Install eye bolts. Thread ½” forged eye bolts through the four holes in the front and back seat rails — washer on the rail face, nut inside the frame cavity. Tighten with a wrench, not by hand; these carry 800+ pounds under dynamic load.

Confirm ceiling beam capacity. A 60-inch swing at full occupancy (3 adults + swing weight = 680 lbs) puts 170 pounds on each of the four hanging points. The ceiling beam must be solid structural timber — a 4×8 minimum span, or larger for spans over 10 feet. For a 10-foot porch bay, the beam is typically adequate for a double swing if it’s solid lumber. Engineered lumber (LVL, glulam) has excellent load capacity but requires drilling through it — check with the manufacturer before drilling.

Hang at correct height. Target 17–19 inches from floor to seat when three adults are seated.
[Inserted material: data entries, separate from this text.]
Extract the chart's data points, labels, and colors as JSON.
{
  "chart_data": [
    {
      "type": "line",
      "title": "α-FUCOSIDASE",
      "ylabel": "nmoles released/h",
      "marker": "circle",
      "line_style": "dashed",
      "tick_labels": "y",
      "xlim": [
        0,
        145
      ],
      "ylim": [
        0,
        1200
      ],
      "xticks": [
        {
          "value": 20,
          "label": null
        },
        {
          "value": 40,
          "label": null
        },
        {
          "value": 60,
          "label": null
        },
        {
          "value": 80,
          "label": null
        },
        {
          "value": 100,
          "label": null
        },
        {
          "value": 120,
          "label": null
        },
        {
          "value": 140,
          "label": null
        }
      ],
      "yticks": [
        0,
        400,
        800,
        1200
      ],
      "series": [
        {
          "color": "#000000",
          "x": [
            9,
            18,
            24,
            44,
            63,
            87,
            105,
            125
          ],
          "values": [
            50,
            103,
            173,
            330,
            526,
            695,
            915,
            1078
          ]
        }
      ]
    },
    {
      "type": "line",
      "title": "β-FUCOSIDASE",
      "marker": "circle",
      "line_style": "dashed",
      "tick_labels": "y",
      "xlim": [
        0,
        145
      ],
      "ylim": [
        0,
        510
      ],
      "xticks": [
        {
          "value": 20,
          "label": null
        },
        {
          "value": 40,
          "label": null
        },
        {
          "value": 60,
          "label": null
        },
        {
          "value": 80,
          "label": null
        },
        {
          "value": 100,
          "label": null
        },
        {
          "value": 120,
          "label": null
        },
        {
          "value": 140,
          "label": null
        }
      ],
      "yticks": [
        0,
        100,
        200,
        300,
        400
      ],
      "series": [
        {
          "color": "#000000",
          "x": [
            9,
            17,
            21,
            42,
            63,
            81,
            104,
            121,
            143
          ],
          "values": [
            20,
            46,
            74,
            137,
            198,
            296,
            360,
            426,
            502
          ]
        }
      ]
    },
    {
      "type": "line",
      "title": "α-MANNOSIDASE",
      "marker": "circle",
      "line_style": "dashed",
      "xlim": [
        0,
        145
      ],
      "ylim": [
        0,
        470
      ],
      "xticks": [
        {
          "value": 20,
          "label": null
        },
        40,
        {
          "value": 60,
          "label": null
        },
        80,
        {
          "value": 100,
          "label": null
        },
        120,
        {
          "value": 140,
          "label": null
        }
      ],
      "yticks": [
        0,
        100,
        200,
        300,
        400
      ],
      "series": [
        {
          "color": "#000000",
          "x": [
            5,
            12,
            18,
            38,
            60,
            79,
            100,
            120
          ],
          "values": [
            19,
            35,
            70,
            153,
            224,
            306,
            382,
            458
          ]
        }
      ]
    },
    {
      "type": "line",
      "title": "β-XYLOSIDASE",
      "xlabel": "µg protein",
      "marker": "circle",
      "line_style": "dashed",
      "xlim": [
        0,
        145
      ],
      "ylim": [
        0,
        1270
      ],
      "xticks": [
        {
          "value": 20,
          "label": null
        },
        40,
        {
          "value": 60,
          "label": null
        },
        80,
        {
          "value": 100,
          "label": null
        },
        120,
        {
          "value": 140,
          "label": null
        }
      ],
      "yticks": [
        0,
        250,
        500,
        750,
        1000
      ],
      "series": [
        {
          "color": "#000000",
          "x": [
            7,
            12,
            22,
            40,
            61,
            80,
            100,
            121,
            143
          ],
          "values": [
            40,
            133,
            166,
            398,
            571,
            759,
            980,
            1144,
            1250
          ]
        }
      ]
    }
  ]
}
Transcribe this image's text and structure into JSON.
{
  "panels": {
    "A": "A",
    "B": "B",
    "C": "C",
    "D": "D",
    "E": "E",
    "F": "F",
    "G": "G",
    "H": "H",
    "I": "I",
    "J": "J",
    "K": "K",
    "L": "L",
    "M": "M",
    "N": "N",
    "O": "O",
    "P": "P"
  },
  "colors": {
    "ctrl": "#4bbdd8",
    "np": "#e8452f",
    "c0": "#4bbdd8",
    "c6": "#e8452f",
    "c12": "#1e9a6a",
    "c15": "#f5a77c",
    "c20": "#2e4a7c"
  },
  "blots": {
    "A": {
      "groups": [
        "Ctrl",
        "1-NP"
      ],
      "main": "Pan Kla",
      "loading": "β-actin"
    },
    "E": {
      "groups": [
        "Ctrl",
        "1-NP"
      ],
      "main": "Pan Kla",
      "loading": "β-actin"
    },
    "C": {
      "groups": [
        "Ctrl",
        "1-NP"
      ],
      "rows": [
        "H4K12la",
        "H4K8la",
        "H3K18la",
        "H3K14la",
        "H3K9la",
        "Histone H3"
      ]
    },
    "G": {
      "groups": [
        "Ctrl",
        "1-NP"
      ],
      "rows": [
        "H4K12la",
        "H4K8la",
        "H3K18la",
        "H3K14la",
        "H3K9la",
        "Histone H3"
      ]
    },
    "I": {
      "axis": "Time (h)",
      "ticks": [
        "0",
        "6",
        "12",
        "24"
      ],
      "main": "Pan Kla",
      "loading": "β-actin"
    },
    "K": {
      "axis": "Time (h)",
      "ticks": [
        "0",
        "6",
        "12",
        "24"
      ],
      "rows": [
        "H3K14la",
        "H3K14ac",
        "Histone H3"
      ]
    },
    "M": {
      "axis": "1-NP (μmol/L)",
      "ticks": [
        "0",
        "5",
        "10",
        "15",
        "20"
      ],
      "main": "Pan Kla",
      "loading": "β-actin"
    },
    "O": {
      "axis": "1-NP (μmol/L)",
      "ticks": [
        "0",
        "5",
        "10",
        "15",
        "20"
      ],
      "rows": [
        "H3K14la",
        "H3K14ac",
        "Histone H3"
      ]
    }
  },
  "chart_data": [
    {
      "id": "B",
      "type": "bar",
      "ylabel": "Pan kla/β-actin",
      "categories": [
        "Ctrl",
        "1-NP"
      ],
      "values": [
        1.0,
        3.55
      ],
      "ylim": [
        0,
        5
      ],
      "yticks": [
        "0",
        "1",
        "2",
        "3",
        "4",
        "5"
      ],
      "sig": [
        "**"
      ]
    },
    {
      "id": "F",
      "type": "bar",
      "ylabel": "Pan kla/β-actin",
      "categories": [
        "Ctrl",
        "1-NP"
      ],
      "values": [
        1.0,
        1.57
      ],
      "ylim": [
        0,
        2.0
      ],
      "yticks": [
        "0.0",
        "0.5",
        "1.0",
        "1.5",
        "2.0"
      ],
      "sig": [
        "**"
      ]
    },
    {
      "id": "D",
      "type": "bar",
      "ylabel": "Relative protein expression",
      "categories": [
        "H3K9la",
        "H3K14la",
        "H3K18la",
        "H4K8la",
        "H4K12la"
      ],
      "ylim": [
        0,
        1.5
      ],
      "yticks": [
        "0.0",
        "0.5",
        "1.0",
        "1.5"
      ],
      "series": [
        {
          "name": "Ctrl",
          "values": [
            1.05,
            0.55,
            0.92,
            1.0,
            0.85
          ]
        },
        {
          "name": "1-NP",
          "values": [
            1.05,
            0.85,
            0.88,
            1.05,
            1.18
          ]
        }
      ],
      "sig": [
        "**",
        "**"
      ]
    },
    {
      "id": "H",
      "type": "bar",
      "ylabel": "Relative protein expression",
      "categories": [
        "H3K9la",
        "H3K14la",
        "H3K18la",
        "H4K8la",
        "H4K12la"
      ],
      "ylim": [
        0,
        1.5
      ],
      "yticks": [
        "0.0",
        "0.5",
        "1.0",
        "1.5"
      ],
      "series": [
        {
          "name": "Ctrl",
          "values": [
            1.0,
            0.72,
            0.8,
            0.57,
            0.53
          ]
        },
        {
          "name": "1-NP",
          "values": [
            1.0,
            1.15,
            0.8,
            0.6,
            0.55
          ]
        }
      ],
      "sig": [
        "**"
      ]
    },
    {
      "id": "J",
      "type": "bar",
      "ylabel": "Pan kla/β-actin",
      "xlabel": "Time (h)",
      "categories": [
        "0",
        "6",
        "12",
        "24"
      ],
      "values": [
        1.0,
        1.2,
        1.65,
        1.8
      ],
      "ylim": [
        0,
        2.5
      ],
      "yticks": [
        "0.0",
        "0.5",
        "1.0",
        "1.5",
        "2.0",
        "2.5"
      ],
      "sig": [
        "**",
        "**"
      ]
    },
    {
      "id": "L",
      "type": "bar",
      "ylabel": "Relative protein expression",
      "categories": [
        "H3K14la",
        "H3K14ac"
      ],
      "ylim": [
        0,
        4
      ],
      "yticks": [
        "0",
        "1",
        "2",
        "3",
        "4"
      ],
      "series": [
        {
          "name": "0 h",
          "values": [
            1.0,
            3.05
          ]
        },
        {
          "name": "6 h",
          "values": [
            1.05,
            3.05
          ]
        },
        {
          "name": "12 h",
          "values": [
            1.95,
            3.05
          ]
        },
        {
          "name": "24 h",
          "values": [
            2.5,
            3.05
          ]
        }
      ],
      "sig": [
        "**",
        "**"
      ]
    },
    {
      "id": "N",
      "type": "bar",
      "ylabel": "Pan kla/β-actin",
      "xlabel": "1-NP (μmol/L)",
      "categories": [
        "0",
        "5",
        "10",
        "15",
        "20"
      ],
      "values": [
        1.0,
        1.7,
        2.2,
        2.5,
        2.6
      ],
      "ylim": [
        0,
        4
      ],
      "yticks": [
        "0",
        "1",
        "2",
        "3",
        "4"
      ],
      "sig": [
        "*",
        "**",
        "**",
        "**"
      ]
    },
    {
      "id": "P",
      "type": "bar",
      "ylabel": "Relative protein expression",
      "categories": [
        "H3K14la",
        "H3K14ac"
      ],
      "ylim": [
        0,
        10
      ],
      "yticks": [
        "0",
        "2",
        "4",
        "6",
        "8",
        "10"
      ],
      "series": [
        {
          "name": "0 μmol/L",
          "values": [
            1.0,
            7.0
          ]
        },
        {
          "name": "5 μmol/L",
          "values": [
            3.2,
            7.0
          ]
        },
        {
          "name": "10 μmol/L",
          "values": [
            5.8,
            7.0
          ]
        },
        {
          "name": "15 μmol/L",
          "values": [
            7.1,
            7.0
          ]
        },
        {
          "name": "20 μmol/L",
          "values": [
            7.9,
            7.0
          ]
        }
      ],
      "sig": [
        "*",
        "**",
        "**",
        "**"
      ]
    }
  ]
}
A triple-occupancy swing compresses more than a two-person swing, so err toward the higher end (19″) of the range to avoid scraping the floor at full load.
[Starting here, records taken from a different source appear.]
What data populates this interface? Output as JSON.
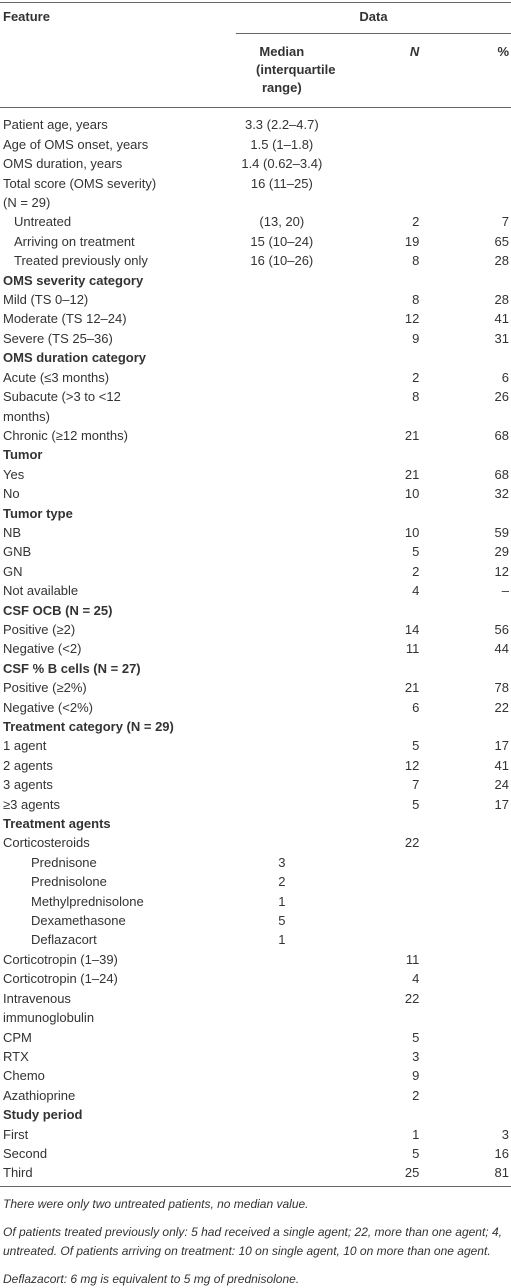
{
  "header": {
    "feature": "Feature",
    "data": "Data",
    "median": "Median (interquartile range)",
    "n": "N",
    "pct": "%"
  },
  "sections": [
    {
      "rows": [
        {
          "feature": "Patient age, years",
          "median": "3.3 (2.2–4.7)"
        },
        {
          "feature": "Age of OMS onset, years",
          "median": "1.5 (1–1.8)"
        },
        {
          "feature": "OMS duration, years",
          "median": "1.4 (0.62–3.4)"
        },
        {
          "feature": "Total score (OMS severity) (N = 29)",
          "median": "16 (11–25)",
          "children": [
            {
              "feature": "Untreated",
              "median": "(13, 20)",
              "n": 2,
              "pct": 7
            },
            {
              "feature": "Arriving on treatment",
              "median": "15 (10–24)",
              "n": 19,
              "pct": 65
            },
            {
              "feature": "Treated previously only",
              "median": "16 (10–26)",
              "n": 8,
              "pct": 28
            }
          ]
        }
      ]
    },
    {
      "title": "OMS severity category",
      "rows": [
        {
          "feature": "Mild (TS 0–12)",
          "n": 8,
          "pct": 28
        },
        {
          "feature": "Moderate (TS 12–24)",
          "n": 12,
          "pct": 41
        },
        {
          "feature": "Severe (TS 25–36)",
          "n": 9,
          "pct": 31
        }
      ]
    },
    {
      "title": "OMS duration category",
      "rows": [
        {
          "feature": "Acute (≤3 months)",
          "n": 2,
          "pct": 6
        },
        {
          "feature": "Subacute (>3 to <12 months)",
          "n": 8,
          "pct": 26
        },
        {
          "feature": "Chronic (≥12 months)",
          "n": 21,
          "pct": 68
        }
      ]
    },
    {
      "title": "Tumor",
      "rows": [
        {
          "feature": "Yes",
          "n": 21,
          "pct": 68
        },
        {
          "feature": "No",
          "n": 10,
          "pct": 32
        }
      ]
    },
    {
      "title": "Tumor type",
      "rows": [
        {
          "feature": "NB",
          "n": 10,
          "pct": 59
        },
        {
          "feature": "GNB",
          "n": 5,
          "pct": 29
        },
        {
          "feature": "GN",
          "n": 2,
          "pct": 12
        },
        {
          "feature": "Not available",
          "n": 4,
          "pct": "–"
        }
      ]
    },
    {
      "title": "CSF OCB (N = 25)",
      "rows": [
        {
          "feature": "Positive (≥2)",
          "n": 14,
          "pct": 56
        },
        {
          "feature": "Negative (<2)",
          "n": 11,
          "pct": 44
        }
      ]
    },
    {
      "title": "CSF % B cells (N = 27)",
      "rows": [
        {
          "feature": "Positive (≥2%)",
          "n": 21,
          "pct": 78
        },
        {
          "feature": "Negative (<2%)",
          "n": 6,
          "pct": 22
        }
      ]
    },
    {
      "title": "Treatment category (N = 29)",
      "rows": [
        {
          "feature": "1 agent",
          "n": 5,
          "pct": 17
        },
        {
          "feature": "2 agents",
          "n": 12,
          "pct": 41
        },
        {
          "feature": "3 agents",
          "n": 7,
          "pct": 24
        },
        {
          "feature": "≥3 agents",
          "n": 5,
          "pct": 17
        }
      ]
    },
    {
      "title": "Treatment agents",
      "rows": [
        {
          "feature": "Corticosteroids",
          "n": 22,
          "children": [
            {
              "feature": "Prednisone",
              "median": 3
            },
            {
              "feature": "Prednisolone",
              "median": 2
            },
            {
              "feature": "Methylprednisolone",
              "median": 1
            },
            {
              "feature": "Dexamethasone",
              "median": 5
            },
            {
              "feature": "Deflazacort",
              "median": 1
            }
          ]
        },
        {
          "feature": "Corticotropin (1–39)",
          "n": 11
        },
        {
          "feature": "Corticotropin (1–24)",
          "n": 4
        },
        {
          "feature": "Intravenous immunoglobulin",
          "n": 22
        },
        {
          "feature": "CPM",
          "n": 5
        },
        {
          "feature": "RTX",
          "n": 3
        },
        {
          "feature": "Chemo",
          "n": 9
        },
        {
          "feature": "Azathioprine",
          "n": 2
        }
      ]
    },
    {
      "title": "Study period",
      "rows": [
        {
          "feature": "First",
          "n": 1,
          "pct": 3
        },
        {
          "feature": "Second",
          "n": 5,
          "pct": 16
        },
        {
          "feature": "Third",
          "n": 25,
          "pct": 81
        }
      ]
    }
  ],
  "footnotes": [
    "There were only two untreated patients, no median value.",
    "Of patients treated previously only: 5 had received a single agent; 22, more than one agent; 4, untreated. Of patients arriving on treatment: 10 on single agent, 10 on more than one agent.",
    "Deflazacort: 6 mg is equivalent to 5 mg of prednisolone."
  ]
}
For more outdoor swing designs, visit our porch swing plans hub.

Want 16,000+ step-by-step woodworking plans?

Ted’s Woodworking has plans for every skill level — from simple shelves to full bedroom sets. Each plan includes a cut list, material list, and detailed diagrams. Browse Ted’s plans →

Double Porch Swing Plans FAQ

How much weight can a double porch swing hold?

A properly built 60-inch cedar swing with ½” forged eye bolts and 3/8″ chain holds 800–1,000 pounds. The practical three-adult load (600 lbs) provides a 1.3–1.7× safety margin from the hardware. The ceiling beam and its fasteners are always the weakest link in any porch swing installation — verify beam size and condition before hanging a heavy triple-capacity swing.
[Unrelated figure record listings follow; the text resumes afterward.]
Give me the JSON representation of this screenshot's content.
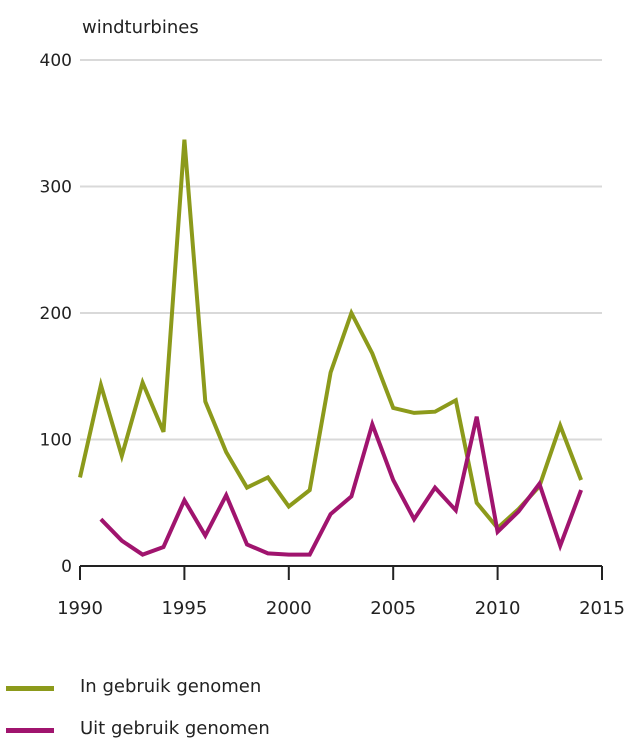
{
  "colors": {
    "series1": "#8c9a1b",
    "series2": "#a0146e",
    "grid": "#d9d9d9",
    "axis": "#222222"
  },
  "chart_data": {
    "type": "line",
    "ylabel": "windturbines",
    "xlim": [
      1990,
      2015
    ],
    "ylim": [
      0,
      400
    ],
    "xticks": [
      1990,
      1995,
      2000,
      2005,
      2010,
      2015
    ],
    "yticks": [
      0,
      100,
      200,
      300,
      400
    ],
    "grid": true,
    "legend": "bottom",
    "series": [
      {
        "name": "In gebruik genomen",
        "x": [
          1990,
          1991,
          1992,
          1993,
          1994,
          1995,
          1996,
          1997,
          1998,
          1999,
          2000,
          2001,
          2002,
          2003,
          2004,
          2005,
          2006,
          2007,
          2008,
          2009,
          2010,
          2011,
          2012,
          2013,
          2014
        ],
        "values": [
          70,
          143,
          87,
          145,
          106,
          337,
          130,
          90,
          62,
          70,
          47,
          60,
          153,
          200,
          168,
          125,
          121,
          122,
          131,
          50,
          30,
          45,
          63,
          111,
          68
        ]
      },
      {
        "name": "Uit gebruik genomen",
        "x": [
          1991,
          1992,
          1993,
          1994,
          1995,
          1996,
          1997,
          1998,
          1999,
          2000,
          2001,
          2002,
          2003,
          2004,
          2005,
          2006,
          2007,
          2008,
          2009,
          2010,
          2011,
          2012,
          2013,
          2014
        ],
        "values": [
          37,
          20,
          9,
          15,
          52,
          24,
          56,
          17,
          10,
          9,
          9,
          41,
          55,
          112,
          68,
          37,
          62,
          44,
          118,
          27,
          43,
          65,
          16,
          60
        ]
      }
    ]
  }
}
Does a double porch swing need a wider porch?

Yes. A 60-inch swing needs a minimum 10-foot porch bay (leaving 15″ clearance per side) and adequate fore-and-aft swing depth — at least 48 inches from the hanging point to the nearest wall or railing behind the swing at rest position, plus 24–30 inches forward for swing travel. On a standard 8-foot deep porch, a 60-inch swing may work geometrically but can feel cramped. A 10-foot deep porch is the practical minimum for comfortable swing travel.

What’s the difference between a double swing and a swing bed?

Width and orientation. A double porch swing is a standard swing scaled up — 60 inches wide, same depth as a standard swing (22 inches), people sit side by side. A swing bed is 72–80 inches long (the long dimension runs front-to-back), wide enough to lie down fully (48–54 inches), and has no back. A double swing seats three adults; a swing bed accommodates one or two people in a reclined position. They’re different products for different uses.

Can I use the same ceiling eye bolts for a double swing as a standard swing?

No. A double swing at full load requires ½” eye bolts (rated 1,000 lbs working load) versus the 3/8″ bolts (rated 500 lbs) used on a standard two-person swing. The bolt diameter increase doubles the working load rating and significantly increases the bearing surface where the bolt threads into the beam. Using undersized hardware is the most common and most dangerous mistake in porch swing installation — always match hardware to rated load, not to what “looks right.”

How far apart should the hanging points be on a 60-inch swing?

The two front hanging points are 10 inches from each end of the front rail (40 inches apart from each other). The two rear hanging points are 10 inches from each end of the back rail. This creates a hanging rectangle 40 inches wide × (seat depth + hardware offset) deep. The ceiling eye bolts should be positioned directly above or slightly inboard of the swing eye bolts — never outboard, which would angle the chains or rope outward and reduce lateral stability.